2. De l'action des pouvoirs publics pour accélérer le maillage du territoire et limiter les possibilités de recours
Les pouvoirs publics poussent au contraire au déploiement des antennes relais. La loi ELAN (loi n° 2018-1021 du 23 novembre 2018) a fixé un délai d'un mois seulement, contre deux mois auparavant, aux opérateurs entre le dépôt de leur dossier d'information auprès du maire et le dépôt de leur demande d'autorisation d'urbanisme pour l'installation d'une implantation radioélectrique.
La loi a également réduit à un mois seulement le délai entre le dépôt du dossier d'information du maire et le début des travaux pour les installations existantes. Le but est clairement d'accélérer la couverture très haut débit.
Un régime dérogatoire a même été créé, jusqu'au 31 décembre 2022, pour l'installation de la 4G sur des sites existants ne faisant pas l'objet d'une extension substantielle : dans ce cas, une simple information préalable du maire suffisait, et le maire ne pouvait plus retirer la décision d'urbanisme autorisant — ou ne s'opposant pas à — l'implantation d'antennes de radiotéléphonie mobile.
L'article 62 de la loi ELAN a par ailleurs mis fin à des dispositifs de la loi Abeille (loi n° 2015-136 du 9 février 2015) qui permettaient un contrôle de l'implantation des antennes relais, notamment par la concertation publique.
La marche forcée vers un maillage de l'ensemble du territoire a donc incité les pouvoirs publics à raccourcir les délais, ce qui ne convient pas toujours à ceux qui restent méfiants au nom du principe de précaution.
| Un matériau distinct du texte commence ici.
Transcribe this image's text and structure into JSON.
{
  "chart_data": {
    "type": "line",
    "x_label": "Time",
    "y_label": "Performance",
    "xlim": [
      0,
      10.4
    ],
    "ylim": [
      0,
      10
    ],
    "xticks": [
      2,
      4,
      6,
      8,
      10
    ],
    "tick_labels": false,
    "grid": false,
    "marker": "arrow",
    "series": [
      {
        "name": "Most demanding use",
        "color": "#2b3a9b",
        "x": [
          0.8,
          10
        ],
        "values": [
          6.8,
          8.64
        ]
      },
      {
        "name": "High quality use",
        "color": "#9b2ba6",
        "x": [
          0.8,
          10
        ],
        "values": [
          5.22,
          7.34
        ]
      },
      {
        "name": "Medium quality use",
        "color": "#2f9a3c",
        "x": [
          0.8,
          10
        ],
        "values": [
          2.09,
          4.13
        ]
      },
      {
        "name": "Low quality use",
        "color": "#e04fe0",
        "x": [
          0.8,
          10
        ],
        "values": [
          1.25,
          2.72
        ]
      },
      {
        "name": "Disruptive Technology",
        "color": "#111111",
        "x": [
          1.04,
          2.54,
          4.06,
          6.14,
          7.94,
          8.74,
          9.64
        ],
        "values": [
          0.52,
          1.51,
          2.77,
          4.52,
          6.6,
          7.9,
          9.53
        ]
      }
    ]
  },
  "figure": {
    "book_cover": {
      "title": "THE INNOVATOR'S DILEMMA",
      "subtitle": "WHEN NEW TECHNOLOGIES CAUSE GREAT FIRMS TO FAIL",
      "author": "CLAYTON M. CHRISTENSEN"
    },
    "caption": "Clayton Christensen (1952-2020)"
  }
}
Enfin, à compter de l'entrée en vigueur de la loi (fin 2018) et jusqu'au 31 décembre 2022, la loi ELAN a prévu, par dérogation à l'(article L. 424-5 du code de l'urbanisme), que les décisions autorisant ou ne s'opposant pas à l'implantation d'antennes de radiotéléphonie mobile ne pouvaient plus être retirées. Il devenait dès lors inutile de déposer un recours gracieux auprès du maire, puisque celui-ci ne pouvait pas retirer sa décision : il fallait donc saisir directement le tribunal administratif d'un recours. Autant dire que beaucoup de requérants qui ignoraient cette subtilité risquaient de tomber dans le piège tendu par le législateur…
Mise à jour (2026). Ce dispositif expérimental d'interdiction de retrait n'a pas été prorogé : il a pris fin au 1er janvier 2023. Le droit commun de l'article L. 424-5 du code de l'urbanisme (retrait possible dans les trois mois si la décision est illégale) s'applique donc de nouveau aux décisions postérieures.
Il faut enfin rappeler que l'autorisation d'urbanisme ne dispense pas l'opérateur d'une autorisation distincte au titre du code des postes et des communications électroniques : l'implantation d'une station radioélectrique est en principe subordonnée à l'accord préalable de l'Agence nationale des fréquences (ANFR) (article L. 43 du code des postes et des communications électroniques), délivré à l'issue de la procédure interministérielle de coordination dite COMSIS (commission des sites et servitudes). Cet accord n'est toutefois pas requis pour les installations de très faible puissance, dont la puissance isotrope rayonnée équivalente (PIRE) est inférieure à 5 watts (article R. 20-44-11, 5°, du même code), l'ANFR devant alors simplement être tenue informée. Ce maillage technique est massif : plus de 70 000 autorisations ont été délivrées pour des stations d'une puissance supérieure à 5 watts.